La cour ordonne à la Selarl MJO es qualité de remettre à M. [M] [D] [S] une attestation Pôle Emploi rectifiée tenant compte du présent arrêt.
- Sur les dépens et l'article 700 du Code de procédure civile :
M. [M] [D] [S] ayant obtenu gain de cause pour une large partie de ses demandes, les dépens tant de première instance que d'appel seront réputés frais privilégiés de la procédure collective ouverte à l'égard de la société [K] [Y].
En outre il serait inéquitable de laisser à la charge de M. [M] [D] [S] les frais par lui exposés et non compris dans les dépens.

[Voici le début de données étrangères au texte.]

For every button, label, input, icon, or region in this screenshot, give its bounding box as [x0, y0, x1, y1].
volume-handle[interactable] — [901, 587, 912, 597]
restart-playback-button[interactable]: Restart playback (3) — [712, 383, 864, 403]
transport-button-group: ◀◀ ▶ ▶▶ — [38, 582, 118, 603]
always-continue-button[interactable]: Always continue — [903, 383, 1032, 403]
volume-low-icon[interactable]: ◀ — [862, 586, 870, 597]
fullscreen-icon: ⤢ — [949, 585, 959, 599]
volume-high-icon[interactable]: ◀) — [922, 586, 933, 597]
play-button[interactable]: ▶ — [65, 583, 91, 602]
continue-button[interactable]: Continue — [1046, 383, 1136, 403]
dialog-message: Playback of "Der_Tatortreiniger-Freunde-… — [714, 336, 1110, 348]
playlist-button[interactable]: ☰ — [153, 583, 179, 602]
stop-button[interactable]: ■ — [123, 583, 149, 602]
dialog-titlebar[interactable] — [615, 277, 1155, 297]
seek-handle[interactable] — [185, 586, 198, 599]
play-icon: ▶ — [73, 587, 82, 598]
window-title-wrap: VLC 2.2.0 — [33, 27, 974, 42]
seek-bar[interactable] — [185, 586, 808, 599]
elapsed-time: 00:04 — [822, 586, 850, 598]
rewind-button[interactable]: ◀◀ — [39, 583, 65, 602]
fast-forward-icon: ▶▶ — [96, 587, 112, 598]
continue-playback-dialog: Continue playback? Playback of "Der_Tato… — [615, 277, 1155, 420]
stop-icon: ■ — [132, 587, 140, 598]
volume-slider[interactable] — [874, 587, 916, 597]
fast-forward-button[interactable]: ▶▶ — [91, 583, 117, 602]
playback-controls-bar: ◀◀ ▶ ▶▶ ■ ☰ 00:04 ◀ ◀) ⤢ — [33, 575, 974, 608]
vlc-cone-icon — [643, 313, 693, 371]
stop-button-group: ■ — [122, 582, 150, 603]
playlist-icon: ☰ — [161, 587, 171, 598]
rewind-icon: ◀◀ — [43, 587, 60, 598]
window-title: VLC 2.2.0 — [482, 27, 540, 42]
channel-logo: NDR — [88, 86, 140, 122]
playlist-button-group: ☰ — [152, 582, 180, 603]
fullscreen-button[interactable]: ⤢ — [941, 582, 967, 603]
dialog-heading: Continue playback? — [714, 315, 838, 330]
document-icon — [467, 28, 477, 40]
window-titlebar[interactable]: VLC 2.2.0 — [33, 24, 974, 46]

Aussi sa créance au titre des frais irrépétibles sera fixée au passif de la liquidation judiciaire de la société [K] [Y] à la somme de 2 500 euros, la cour infirmant le jugement déféré en ce qu'il a débouté M. [M] [D] [S] de sa demande formée sur ce fondement.
PAR CES MOTIFS :
LA COUR,
Infirme le jugement entrepris sauf en ce qu'il a débouté la société [K] [Y] de sa demande sur le fondement de l'article 700 du Code de procédure civile ;
Et, statuant à nouveau :
- Dit que le licenciement de M. [M] [D] [S] s'analyse en un licenciement dépourvu de cause réelle et sérieuse ;
- Fixe la créance de M. [M] [D] [S] à inscrire au passif de la liquidation judiciaire de la société [K] [Y] comme suit :
- 10 000 euros à titre de dommages et intérêts pour manquement de l'employeur à son obligation de sécurité au travail ;
- 18 000 euros à titre d'indemnité pour licenciement sans cause réelle et sérieuse ;
- 2 500 euros sur le fondement de l'article 700 du Code de procédure civile au titre des frais irrépétibles ;
- Ordonne à la Selarl MJO es qualité de remettre à M. [M] [D] [S] une attestation Pôle emploi rectifiée tenant compte du présent arrêt ;
- Déclare le présent arrêt opposable au CGEA de [Localité 2] ;
- Rappelle que :
- la garantie de l'AGS est subsidiaire et que donc la présente décision est opposable au CGEA de [Localité 2] dans la seule mesure d'une insuffisance de disponibilités entre les mains du liquidateur judiciaire ;
- l'AGS ne garantit pas l'indemnité fondée sur les dispositions de l'article 700 du Code de procédure civile, et ne devra procéder à l'avance des créances visées aux articles L 3253-6 et suivants du Code du travail que dans les limites et conditions posées par les articles L 3253-17 et suivants et D 3253-5 du même code ;
- l'obligation du CGEA de faire l'avance des créances garanties compte-tenu du plafond applicable, ne pourra s'exécuter que sur présentation d'un relevé par le liquidateur judiciaire et sur justification par celui-ci de l'absence de fonds disponibles entre ses mains pour procéder à leur paiement ;
- Dit que les dépens de première instance et d'appel seront réputés frais privilégiés de la procédure collective.